The UN children’s agency, UNICEF, launches a $1.6 billion appeal to support its humanitarian response for children affected by the COVID-19 pandemic.
By Vatican News
In a stark warning on Tuesday, the Director General of the UN children’s agency, UNICEF, describes the coronavirus pandemic as “a health crisis that is fast becoming a crisis of children’s rights.”
She also highlights that “schools are closed, parents are out of work and families are under increasing pressure.”
This new $1.6 billion appeal comes on the heels of a 651.1 million request launched at the end of March.
Since then the socio-economic consequences of the disease and the growing needs of families have increased dramatically.

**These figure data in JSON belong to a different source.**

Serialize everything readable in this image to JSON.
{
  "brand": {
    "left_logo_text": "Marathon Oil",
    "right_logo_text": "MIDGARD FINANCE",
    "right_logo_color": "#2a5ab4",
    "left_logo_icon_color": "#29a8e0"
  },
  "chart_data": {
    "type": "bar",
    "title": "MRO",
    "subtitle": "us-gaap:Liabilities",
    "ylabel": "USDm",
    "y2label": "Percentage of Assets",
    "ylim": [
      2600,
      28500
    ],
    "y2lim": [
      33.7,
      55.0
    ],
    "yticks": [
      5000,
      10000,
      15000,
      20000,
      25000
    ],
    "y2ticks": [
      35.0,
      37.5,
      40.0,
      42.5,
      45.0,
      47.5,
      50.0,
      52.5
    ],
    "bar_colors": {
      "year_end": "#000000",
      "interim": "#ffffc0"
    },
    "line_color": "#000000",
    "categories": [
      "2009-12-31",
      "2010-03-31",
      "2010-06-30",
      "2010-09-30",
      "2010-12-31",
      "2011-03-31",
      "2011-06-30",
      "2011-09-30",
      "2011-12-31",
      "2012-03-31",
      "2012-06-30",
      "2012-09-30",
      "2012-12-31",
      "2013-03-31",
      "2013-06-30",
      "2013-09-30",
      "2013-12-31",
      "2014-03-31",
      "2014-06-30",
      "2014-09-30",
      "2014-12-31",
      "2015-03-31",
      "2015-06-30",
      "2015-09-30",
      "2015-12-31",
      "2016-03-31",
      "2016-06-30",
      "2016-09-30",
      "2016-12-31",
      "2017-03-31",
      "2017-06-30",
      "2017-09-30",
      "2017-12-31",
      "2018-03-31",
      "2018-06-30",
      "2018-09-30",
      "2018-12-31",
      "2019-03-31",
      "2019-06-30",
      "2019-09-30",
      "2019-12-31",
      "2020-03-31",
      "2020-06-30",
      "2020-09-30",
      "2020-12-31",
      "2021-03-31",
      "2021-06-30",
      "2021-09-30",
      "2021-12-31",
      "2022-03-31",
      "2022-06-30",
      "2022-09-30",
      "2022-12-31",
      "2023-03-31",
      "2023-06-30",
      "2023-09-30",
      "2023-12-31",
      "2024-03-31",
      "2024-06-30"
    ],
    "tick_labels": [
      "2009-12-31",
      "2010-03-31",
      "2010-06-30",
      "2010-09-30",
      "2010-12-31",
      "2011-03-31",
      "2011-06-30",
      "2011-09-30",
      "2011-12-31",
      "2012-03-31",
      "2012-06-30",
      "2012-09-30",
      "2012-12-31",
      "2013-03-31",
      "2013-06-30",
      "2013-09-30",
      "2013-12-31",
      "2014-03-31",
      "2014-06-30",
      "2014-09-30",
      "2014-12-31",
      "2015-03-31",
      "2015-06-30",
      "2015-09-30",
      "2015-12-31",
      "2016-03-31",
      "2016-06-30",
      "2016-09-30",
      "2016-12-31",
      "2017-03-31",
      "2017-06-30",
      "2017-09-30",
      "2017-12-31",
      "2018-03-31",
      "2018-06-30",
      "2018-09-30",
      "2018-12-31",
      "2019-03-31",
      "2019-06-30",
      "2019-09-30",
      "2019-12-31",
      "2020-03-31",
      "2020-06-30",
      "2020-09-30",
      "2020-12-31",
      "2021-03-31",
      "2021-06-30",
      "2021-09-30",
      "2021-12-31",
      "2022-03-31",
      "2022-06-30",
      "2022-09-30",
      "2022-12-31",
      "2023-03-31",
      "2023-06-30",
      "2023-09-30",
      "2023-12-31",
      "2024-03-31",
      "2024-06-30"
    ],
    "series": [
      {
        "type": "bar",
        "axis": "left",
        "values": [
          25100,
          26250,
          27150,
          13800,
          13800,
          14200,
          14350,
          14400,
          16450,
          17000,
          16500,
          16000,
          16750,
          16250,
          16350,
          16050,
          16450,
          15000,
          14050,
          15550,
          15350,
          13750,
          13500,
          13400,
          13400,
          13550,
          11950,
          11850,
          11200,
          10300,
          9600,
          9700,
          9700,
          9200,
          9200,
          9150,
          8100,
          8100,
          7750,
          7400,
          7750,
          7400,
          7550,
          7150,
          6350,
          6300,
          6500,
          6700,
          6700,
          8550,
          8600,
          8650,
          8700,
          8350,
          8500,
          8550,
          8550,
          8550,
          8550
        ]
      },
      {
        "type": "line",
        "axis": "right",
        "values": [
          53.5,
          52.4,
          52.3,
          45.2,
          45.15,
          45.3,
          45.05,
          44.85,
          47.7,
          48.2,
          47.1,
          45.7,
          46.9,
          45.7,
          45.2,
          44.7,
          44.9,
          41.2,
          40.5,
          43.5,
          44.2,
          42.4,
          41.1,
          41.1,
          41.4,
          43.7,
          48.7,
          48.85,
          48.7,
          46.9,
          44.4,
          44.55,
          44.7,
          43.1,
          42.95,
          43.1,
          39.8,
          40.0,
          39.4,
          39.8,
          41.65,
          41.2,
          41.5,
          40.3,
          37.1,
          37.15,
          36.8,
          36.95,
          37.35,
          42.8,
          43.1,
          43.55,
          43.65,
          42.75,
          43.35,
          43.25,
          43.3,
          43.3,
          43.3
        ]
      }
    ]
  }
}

The UN agency stresses that “access to essential services such as medical care and routine vaccinations has already been compromised for hundreds of millions of children”.
It adds that this could lead to a significant increase in child mortality.
Mental health concerns
There are also concerns over the mental health consequences stemming from the pandemic.
UNICEF says that “restrictions on freedom of movement, school closures and consequent isolation are likely to exacerbate the already high levels of stress, especially for vulnerable children.”
Increase in violence and discrimination
Another concern, the children’s agency points out, is an increase in violence, abuse and neglect of children living amid restricted freedom of movement and socio-economic decline.
UNICEF emphasizes that “girls and women are at greater risk of sexual and gender-based violence.”
The UN agency also notes that “in many cases, refugee children, migrants, internally displaced persons and those returning to their homes are facing reduced access to services and protection, and increased exposure to xenophobia and discrimination.”
UNICEF says it is focusing its response to the pandemic on countries with previous humanitarian crises.
It is also working to prevent transmission of the virus and mitigating the collateral impact on children, women and vulnerable populations, “especially in terms of access to health care, nutrition, water, sanitation, education and protection.”